Altımızda Birinci Dünya Harbi’nden kalan Benz marka bir otomobil vardi. Şoför
de Türk değildi. Yola çıktık biraz sonra motorda bozukluk oldu ve araba durdu.
Otuz altı yaşında zaferler kazanan kumandan Mustafa Kemal Paşa’nın ne demek olduğunu
arkadaşları bilirler. Kızdı ve asabileşti. Şoförü azarladı ve kendisi makineyi
harekete geçirmeye uğraştı. Tabi muvaffak olamadı.
Ben Doktor Refik Saydam ve Kazım Dirik
Paşa bir köşede duruyorduk.
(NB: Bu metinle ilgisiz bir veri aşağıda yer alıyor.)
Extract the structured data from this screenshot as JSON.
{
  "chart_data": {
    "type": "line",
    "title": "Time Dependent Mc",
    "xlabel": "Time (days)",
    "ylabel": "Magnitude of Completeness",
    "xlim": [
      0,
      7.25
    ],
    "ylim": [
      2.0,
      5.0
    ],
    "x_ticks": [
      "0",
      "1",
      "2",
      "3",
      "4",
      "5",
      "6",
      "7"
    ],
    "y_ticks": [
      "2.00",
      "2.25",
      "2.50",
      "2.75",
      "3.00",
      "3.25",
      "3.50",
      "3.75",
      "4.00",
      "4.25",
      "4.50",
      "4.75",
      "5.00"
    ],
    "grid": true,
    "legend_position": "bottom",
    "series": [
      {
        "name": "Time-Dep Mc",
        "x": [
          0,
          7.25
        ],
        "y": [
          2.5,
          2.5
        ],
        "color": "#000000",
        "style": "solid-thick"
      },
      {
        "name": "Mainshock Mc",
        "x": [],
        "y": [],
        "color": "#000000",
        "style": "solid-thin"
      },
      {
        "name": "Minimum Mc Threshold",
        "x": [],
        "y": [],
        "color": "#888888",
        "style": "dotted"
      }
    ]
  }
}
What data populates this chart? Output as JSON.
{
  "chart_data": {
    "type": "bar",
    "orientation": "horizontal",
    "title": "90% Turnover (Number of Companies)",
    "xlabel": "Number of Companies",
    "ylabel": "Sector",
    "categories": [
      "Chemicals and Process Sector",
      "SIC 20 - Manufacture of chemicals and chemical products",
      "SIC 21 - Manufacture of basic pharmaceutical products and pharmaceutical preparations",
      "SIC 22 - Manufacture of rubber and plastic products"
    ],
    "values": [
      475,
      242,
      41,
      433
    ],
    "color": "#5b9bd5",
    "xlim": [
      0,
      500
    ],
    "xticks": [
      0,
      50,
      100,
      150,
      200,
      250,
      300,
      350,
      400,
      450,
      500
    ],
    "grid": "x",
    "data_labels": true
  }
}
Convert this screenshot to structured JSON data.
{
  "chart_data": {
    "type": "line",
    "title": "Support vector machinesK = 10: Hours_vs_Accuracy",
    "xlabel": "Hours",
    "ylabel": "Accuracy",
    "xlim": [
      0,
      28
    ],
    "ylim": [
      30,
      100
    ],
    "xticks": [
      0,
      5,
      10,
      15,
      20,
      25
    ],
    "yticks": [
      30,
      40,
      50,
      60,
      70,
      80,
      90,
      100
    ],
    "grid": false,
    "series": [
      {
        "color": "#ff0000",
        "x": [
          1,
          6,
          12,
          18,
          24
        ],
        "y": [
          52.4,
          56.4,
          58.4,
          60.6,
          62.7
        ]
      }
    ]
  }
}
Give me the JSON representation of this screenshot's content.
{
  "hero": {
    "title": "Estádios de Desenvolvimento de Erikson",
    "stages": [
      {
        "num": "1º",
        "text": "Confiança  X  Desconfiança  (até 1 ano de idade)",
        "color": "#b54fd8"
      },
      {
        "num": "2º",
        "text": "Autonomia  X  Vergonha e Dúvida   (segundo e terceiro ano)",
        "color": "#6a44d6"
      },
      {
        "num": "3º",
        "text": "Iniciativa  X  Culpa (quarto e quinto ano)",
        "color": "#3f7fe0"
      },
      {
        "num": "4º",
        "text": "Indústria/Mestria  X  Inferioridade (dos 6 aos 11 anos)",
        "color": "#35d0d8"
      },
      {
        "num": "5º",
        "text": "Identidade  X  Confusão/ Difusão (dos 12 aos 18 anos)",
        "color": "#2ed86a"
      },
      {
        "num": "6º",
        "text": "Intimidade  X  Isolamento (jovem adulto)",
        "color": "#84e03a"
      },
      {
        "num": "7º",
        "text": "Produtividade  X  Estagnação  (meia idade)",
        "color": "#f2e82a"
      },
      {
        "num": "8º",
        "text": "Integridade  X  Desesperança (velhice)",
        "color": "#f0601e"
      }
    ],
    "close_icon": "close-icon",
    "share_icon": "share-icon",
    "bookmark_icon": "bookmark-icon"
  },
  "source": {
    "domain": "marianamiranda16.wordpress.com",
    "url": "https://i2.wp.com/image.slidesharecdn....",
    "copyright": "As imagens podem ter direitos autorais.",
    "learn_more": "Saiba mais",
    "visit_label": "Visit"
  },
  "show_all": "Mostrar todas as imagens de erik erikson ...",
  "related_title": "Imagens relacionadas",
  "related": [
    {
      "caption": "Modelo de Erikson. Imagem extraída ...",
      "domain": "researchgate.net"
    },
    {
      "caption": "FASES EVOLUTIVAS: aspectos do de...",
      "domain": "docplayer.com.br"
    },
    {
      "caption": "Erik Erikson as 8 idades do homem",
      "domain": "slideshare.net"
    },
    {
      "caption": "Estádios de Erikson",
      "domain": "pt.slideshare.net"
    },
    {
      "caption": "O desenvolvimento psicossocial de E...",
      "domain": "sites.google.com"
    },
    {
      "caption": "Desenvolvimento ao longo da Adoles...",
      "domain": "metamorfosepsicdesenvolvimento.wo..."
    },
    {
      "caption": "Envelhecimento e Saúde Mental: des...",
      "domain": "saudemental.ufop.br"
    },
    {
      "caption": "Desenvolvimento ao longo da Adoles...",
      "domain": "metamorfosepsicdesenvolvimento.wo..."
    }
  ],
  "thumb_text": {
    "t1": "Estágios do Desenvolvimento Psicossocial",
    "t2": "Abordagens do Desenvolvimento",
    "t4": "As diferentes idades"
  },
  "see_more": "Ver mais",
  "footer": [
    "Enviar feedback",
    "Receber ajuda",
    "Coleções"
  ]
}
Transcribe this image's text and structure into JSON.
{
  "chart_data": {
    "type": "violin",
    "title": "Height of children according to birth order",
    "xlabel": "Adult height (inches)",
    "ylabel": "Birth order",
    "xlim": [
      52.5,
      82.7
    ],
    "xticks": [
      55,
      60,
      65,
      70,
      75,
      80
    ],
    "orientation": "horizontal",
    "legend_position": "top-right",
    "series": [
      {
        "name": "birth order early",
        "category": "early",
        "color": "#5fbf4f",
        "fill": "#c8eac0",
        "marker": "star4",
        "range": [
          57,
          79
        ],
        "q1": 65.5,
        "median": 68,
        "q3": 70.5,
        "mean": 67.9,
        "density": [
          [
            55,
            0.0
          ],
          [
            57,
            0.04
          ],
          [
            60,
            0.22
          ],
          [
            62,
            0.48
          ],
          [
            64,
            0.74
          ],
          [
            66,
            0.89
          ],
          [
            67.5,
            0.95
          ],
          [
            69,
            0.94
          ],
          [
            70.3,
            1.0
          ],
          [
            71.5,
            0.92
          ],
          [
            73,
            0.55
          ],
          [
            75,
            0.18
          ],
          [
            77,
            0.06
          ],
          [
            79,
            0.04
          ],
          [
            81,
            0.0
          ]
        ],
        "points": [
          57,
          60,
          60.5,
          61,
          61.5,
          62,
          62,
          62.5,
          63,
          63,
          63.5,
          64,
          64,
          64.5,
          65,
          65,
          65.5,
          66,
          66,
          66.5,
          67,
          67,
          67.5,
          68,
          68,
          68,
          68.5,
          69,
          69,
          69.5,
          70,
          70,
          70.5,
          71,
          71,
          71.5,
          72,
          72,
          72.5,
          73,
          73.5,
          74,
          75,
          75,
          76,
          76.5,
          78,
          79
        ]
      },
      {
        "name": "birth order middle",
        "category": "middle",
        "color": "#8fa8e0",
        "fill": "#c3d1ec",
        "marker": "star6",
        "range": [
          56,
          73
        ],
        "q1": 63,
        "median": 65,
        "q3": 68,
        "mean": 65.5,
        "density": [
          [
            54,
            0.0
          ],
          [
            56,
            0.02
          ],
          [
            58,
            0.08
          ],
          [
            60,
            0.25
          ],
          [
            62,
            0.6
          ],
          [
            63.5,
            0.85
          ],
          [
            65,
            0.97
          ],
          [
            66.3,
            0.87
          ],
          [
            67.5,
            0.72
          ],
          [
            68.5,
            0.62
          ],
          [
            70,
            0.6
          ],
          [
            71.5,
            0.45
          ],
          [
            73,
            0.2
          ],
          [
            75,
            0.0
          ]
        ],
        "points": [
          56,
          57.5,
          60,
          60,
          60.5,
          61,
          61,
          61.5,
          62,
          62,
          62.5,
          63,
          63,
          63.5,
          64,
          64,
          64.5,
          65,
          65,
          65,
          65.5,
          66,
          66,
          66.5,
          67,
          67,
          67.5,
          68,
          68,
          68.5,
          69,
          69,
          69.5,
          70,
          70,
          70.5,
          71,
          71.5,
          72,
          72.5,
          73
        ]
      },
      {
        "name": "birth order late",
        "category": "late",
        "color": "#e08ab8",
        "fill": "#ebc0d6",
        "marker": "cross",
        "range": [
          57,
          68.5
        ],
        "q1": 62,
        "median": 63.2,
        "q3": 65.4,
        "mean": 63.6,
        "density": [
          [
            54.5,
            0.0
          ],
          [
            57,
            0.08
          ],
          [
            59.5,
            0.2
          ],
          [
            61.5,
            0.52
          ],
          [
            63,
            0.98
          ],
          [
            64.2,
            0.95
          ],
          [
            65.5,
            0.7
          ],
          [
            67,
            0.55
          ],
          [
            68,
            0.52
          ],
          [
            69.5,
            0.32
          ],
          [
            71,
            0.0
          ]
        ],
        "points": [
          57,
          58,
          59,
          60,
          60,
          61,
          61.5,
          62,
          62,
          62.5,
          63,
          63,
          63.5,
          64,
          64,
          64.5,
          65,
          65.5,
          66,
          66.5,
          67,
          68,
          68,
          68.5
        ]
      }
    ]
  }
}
Doğrusu içimizden neden ise karıştığına hem
üzülüyor hem sinirleniyorduk. İçimizden geçeni anlamış gibi bize baktı ve dedi
ki:
- "On sene sonra sizinle kendi
yaptığımız yollarda Türk şoförleri bizi istediğimiz yerlere götürecekler!"
Biz sustuk. İçimizden geçenlerin ne
olduğunu bilmem anlatmak lazım mı? Aradan tam on yıl geçti. Ben birinci umumi
müfettiş idim. Diyarbakır’a gelmişti. Bir yolda giderken gene otomobil bozuldu.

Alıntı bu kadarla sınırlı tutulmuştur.